In fury the Sultan shouted: "I have sworn to rid the earth of Palazar and his kin! Fate has delivered his daughter into my hands. I shall begin with her.
When Sultan Bahdin discovered that the mysterious maiden was Princess Mihrama, daughter of his enemy, he decreed that she be executed. Tarzan, enraged by this injustice, sprang at the Sultan's throat crying: "Jackal! You promised us freedom!"
But powerful guards seized the reckless ape-man and the sultan ordered that he too must die for daring to question the royal command. Tarzan and the terrified maiden were led away to the execution chamber. Where the headsman even now was sharpening his monstrous scimitar. The Sultan commanded the princess: "Kneel, and lay your head upon the block!"

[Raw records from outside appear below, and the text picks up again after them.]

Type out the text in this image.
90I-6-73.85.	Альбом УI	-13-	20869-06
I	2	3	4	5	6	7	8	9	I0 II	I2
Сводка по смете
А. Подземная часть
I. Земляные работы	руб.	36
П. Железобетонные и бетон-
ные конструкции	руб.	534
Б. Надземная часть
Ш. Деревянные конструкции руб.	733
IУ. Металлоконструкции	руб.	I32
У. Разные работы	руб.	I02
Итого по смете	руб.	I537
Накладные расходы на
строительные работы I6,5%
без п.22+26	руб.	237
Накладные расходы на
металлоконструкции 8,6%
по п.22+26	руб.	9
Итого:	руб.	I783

Then Tarzan saw his chance. With the swiftness of lightning he seized the executioner's sword, and with it faced his enemies. The Sultan and his henchmen ran screaming down the corridor that led to the throne hall. There Tarzan found the exits blocked by soldiers. The Sultan shouted orders to take the fugitives alive. For in his cruel frenzy he desired to execute them with his own hand! So Tarzan rushed to a window and shattered it with this great sword. With the princess in his arms he leaped to the courtyard, enclosed by a stone wall that bristled with steel spikes. But the outer guard of the palace had heard the alarm, and charged across the court to seize the fugitives!
34.09.02: THE BATTLE
When the soldiers encircled Tarzan and the princess the Ape-man leaped high and grasped a spike atop the wall. He found a foothold. Then lowered the long sword to the girl. She gripped the hilt, and Tarzan lifted her up just in time. They descended on the other side, and fled through the streets, while sentries in the watch-towers cried out, and the whole city rang with the alarm. The streets filled with soldiers, and a lone horseman rode swiftly toward the fugitives with sword and lance.
Tarzan stood firm, with one mighty swing of his scimitar, he shattered the lance and sent the sword of his foe clattering to the ground. Tarzan sprang upon the cavalryman and dragged him from his horse. Then he and the girl mounted and rode swiftly away. But again the fugitives found their path blocked -- by a whole troop of horsemen. Swinging his sword, Tarzan charged full upon them. With wild fury, he fought his way through the stout cavalcade. As the mounted guards pursued them with fierce shouts, the fugitives turned suddenly into a narrow alleyway, and came upon a barrier. Believing the bulwark had been set up to halt his flight, Tarzan spurred his steed to jump over it. But as the horse cleared the hurdle, Tarzan and the princess found themselves plunging over a hidden precipice into the sea!